Still, the stimulus fight is tougher than it should be for Democrats. Clearly the best ally the Republicans have is the economic illiteracy of the pundit class in America. I'm watching NBC's Chuck Todd say the Democrats have lost the "message war" over the stimulus, because it's now just seen as a "spending bill." There's no way for a stimulus bill not to be a spending bill; the point is that the economy is such a wreck the government becomes the spender of last resort. This had merely been a stupid GOP talking point until 10 minutes ago; now it's becoming a stupid media talking point. Funny how that works.
Meanwhile, this morning MSNBC's Joe Scarborough began railing about how the plan's rebates to working people who don't earn enough to pay income taxes (though they do pay sales, payroll and property taxes) amount to "socialism." Let's get this straight: It's socialism when government gives money to workers whose jobs don't pay enough to keep them out of poverty, but it's not socialism when the government bails out greedy, failed banks? I guess not, especially if the bailout forces don't impose limits on executive compensation or play a role in managing the bailed-out enterprises. That's actually called lemon socialism, as Paul Krugman notes, in which "taxpayers bear the cost if things go wrong, but stockholders and executives get the benefits if things go right." Obama knows better than that.

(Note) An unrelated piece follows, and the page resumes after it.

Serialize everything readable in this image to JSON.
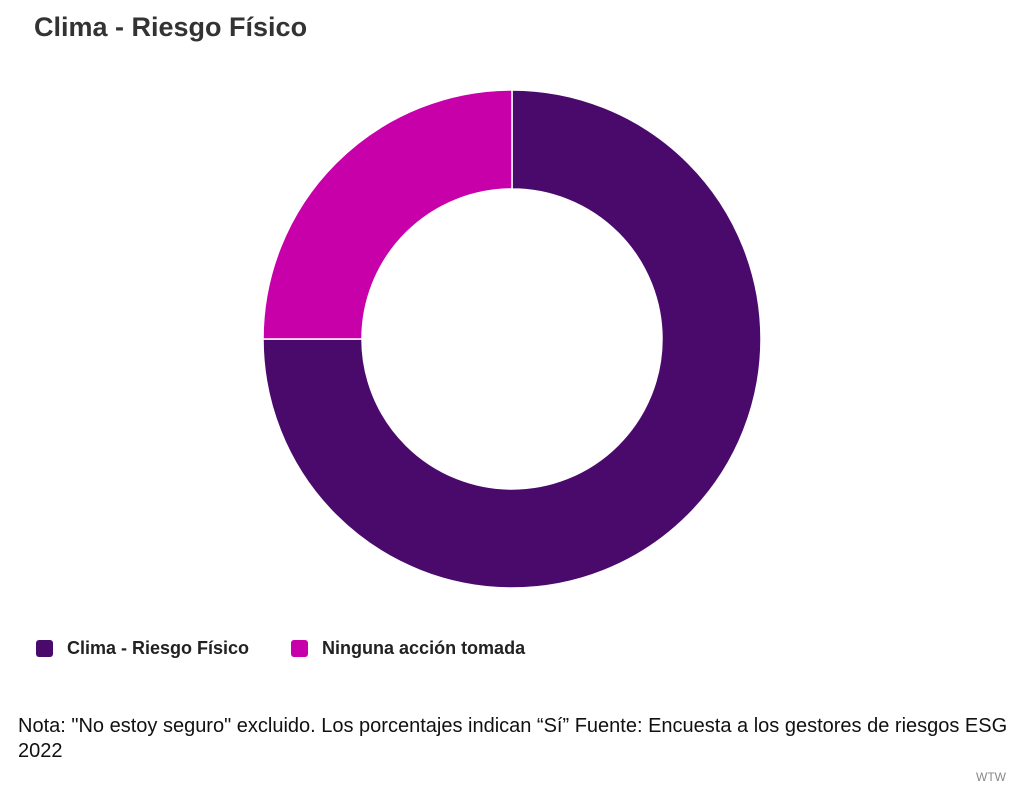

I think the Democrats are being hurt by a few political complications right now. It's not good that we're debating how to spend the second "tranche" of the awful TARP program at the same time as we're having the stimulus debate; I think the inequities and inefficiencies of TARP are smogging the atmosphere for the as-yet-unfinished stimulus bill. We all heard about a desperately needed $700 billion bailout bill a few months ago -- it rewarded bad behavior and, worst of all, it didn't work. So why should Americans be any more optimistic about the separate (and it's hard to keep straight that it is separate) stimulus bill Obama has championed?
I also think Obama and the Democrats need to break three or four categories of spending out of the bill, and crusade for them daily, in real-life, real-job, real-money terms. This mess is complicated, and I'm not suggesting that Obama demagogue or exaggerate, but what the plan will accomplish is getting lost in debate over tax cuts and tax credits, shovel-ready vs. forward-looking projects, and confusion over the stimulative role of direct grants to the states. There is so much confusion and ignorance at work here, only some of it willful. Obama has an enormous educational and not merely political task in front of him this week, and he can't expect much help from most of the media.